Sunday, 23 September 2012

30 locks and 4 tunnels

We'd decided on an early start, so as to be first up the Tardebigge flight, the longest in the country at 30 locks.  So it was 7.20 when we set off, me driving Chance, Doug doing the locks, and James in the shower!  It wasn't long before James was back at the usual place on the tiller.  The locks were all in our favour, and Doug and I got a good rhythm going, always setting a lock ahead.  The only time we were delayed (but even then only very slightly) was when we met a boat coming down -- the only one in the whole flight.  It's a very pretty area, and it was dry if a little chilly.

The top lock is very deep.  We completed it at 10.05 -- so we'd taken two and three quarter hours to do the flight, which means we averaged five and a half minutes a lock.

Immediately following the lock is Tardebigge Tunnel, which is hewn out of the rock.

Shortwood Tunnel is next, and then we were at Alvechurch.  This has been our original target for the day (as that's where my car is), but there was no way we were stopping now.  The forecast for tomorrow is terrible, so Doug and James were keen to get to Birmingham.  Wast Hill Tunnel is very long, and we met a couple of boats.  Doug noticed that the tunnel must once have had telephone wires running through it, as there are the remains of the carriers on the ceiling.  I failed to get a decent picture of them, but I did get one that's no too bad of one of the air shafts.

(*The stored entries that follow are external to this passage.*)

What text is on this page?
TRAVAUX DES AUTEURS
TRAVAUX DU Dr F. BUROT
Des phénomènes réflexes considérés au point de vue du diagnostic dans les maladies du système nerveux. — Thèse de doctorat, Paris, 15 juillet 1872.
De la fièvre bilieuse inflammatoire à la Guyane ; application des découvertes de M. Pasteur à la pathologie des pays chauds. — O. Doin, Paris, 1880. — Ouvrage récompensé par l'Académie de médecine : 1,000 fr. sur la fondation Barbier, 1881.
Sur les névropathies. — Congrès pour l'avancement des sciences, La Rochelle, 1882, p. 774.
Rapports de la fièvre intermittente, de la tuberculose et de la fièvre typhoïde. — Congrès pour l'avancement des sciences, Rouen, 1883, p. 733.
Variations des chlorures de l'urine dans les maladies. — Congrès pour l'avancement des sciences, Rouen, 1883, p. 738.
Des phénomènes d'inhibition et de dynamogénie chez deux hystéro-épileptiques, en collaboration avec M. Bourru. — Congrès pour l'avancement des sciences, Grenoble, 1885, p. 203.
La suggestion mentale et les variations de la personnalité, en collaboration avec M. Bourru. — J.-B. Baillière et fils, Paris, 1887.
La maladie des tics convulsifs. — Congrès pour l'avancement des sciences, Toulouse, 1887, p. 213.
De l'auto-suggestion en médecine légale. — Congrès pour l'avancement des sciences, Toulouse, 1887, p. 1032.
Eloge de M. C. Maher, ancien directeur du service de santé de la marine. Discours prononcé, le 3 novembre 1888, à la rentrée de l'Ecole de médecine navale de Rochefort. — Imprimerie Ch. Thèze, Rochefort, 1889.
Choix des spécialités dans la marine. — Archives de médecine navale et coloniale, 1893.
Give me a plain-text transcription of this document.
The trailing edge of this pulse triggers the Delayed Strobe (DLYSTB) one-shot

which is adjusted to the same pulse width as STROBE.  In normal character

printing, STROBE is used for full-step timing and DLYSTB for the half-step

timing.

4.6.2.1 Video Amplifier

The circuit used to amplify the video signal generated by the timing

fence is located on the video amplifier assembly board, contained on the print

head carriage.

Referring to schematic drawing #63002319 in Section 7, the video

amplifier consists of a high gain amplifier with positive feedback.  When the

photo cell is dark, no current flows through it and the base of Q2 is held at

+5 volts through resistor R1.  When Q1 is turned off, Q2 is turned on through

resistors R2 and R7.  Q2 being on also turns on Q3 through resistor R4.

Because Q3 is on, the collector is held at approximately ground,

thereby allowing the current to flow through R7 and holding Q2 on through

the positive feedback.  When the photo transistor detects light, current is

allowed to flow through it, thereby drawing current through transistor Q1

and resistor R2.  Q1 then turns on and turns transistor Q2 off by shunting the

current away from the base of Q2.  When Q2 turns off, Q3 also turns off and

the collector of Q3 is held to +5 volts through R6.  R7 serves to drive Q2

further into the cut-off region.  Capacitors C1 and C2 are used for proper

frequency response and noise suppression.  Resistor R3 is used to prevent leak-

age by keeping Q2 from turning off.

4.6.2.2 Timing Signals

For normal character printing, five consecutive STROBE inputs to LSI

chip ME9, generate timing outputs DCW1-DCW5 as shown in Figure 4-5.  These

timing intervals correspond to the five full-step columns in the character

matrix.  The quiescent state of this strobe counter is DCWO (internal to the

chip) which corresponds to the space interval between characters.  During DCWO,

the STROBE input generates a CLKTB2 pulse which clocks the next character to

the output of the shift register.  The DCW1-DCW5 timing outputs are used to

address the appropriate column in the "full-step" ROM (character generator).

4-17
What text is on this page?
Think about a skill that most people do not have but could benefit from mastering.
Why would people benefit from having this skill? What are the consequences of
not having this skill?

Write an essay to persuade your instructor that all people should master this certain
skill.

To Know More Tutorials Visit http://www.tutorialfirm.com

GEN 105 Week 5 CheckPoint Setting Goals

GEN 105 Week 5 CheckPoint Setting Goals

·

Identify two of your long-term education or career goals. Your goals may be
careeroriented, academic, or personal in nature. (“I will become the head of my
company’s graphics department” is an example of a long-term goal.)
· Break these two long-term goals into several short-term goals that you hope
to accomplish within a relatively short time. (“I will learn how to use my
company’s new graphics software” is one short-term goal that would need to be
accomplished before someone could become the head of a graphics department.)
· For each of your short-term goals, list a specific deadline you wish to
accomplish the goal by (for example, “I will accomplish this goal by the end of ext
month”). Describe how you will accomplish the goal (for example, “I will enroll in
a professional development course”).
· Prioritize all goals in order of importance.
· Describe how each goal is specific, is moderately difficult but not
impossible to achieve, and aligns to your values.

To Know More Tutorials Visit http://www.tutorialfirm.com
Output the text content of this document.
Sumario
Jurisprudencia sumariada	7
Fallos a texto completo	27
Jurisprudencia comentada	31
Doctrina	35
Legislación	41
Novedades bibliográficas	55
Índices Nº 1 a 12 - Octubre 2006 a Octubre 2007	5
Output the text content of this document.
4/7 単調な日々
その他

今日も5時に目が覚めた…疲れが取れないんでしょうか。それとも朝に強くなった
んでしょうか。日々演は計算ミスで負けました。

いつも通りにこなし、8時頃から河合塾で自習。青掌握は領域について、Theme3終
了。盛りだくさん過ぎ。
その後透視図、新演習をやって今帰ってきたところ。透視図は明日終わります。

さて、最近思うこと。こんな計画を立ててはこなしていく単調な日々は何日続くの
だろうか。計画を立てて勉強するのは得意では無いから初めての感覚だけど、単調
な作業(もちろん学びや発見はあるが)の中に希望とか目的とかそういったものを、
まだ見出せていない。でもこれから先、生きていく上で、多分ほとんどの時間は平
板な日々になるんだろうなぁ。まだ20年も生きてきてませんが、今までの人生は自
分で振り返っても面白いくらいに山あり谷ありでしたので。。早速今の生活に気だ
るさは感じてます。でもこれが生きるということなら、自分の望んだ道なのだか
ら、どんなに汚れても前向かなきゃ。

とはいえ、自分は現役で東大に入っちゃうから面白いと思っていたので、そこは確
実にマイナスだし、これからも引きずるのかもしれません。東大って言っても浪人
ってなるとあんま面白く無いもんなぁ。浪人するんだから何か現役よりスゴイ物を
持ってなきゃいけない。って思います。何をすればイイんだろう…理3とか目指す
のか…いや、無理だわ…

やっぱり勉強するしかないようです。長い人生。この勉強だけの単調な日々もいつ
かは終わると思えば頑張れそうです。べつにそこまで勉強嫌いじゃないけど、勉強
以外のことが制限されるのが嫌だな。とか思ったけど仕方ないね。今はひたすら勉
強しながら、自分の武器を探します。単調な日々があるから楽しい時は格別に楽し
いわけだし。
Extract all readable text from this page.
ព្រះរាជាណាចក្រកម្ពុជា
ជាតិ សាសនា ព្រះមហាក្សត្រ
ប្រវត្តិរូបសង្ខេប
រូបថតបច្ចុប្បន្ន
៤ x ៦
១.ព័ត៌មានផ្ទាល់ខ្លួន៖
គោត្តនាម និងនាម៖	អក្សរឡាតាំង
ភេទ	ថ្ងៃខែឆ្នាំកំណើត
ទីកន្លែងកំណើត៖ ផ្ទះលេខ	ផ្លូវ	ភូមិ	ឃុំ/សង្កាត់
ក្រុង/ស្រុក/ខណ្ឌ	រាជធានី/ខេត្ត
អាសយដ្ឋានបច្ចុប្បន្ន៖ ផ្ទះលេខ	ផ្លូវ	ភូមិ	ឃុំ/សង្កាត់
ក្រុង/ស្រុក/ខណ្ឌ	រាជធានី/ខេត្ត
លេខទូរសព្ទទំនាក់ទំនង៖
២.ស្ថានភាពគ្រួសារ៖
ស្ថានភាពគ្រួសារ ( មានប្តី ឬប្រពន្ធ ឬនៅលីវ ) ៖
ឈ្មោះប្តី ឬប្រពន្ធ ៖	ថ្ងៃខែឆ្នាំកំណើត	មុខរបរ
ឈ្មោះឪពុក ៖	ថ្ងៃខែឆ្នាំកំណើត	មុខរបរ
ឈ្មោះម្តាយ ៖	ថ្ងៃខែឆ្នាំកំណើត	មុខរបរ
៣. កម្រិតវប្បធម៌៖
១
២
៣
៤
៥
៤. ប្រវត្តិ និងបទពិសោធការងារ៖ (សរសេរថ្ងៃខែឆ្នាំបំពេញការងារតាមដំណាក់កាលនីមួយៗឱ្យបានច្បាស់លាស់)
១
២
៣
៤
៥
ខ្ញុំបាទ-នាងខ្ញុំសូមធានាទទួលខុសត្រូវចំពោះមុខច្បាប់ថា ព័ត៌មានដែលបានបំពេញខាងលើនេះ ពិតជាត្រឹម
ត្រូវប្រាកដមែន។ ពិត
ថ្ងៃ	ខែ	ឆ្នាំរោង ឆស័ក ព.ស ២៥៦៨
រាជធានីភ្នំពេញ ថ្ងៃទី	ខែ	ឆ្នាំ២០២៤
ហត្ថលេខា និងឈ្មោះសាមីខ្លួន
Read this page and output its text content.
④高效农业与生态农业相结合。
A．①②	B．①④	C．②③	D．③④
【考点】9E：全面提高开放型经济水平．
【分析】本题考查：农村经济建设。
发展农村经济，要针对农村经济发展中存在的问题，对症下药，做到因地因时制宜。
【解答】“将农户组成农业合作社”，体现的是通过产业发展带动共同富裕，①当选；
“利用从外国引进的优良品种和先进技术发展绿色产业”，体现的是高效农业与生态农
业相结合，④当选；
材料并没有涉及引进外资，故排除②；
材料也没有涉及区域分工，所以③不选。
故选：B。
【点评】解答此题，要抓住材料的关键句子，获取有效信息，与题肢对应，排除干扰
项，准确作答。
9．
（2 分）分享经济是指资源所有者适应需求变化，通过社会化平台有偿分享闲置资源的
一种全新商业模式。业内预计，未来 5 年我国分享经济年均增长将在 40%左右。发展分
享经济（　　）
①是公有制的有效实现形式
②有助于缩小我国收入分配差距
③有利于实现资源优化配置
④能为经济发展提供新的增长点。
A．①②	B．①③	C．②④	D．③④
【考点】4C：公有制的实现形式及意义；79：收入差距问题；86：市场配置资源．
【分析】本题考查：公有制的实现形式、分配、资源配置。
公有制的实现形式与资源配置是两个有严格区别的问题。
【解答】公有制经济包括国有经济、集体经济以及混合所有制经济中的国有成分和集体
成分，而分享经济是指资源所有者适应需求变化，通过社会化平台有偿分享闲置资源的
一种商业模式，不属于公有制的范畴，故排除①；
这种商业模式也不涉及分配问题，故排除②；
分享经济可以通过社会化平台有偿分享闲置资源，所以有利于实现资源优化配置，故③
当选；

At King's Norton Junction, there was one day boat trying to wind, and another coming through the bridge.  We also came across two Anglo Welsh boats: one had stopped to clear its prop, but decided that as we approached was the perfect time to push the bow across the canal;  the second mis-steered, and veered across the cut in front of us.  By then we'd also got something round the prop, and had to get into the side.

It had started raining as we left Wast Hill Tunnel, and times it was quite heavy.  Still, the view from the new aqueduct of Birmingham University still looked good.

The fourth tunnel of the day was at Edgbaston, but it's only 100 yards long, and even has lights.  We arrived in the centre of Birmingham and moored on the main line, opposite the NIA.  We were moored up by 3pm, so we'd made decent progress all day.  I think we'll make us of Birmingham's choice of restaurants later, and then I'll be heading back to my car tomorrow.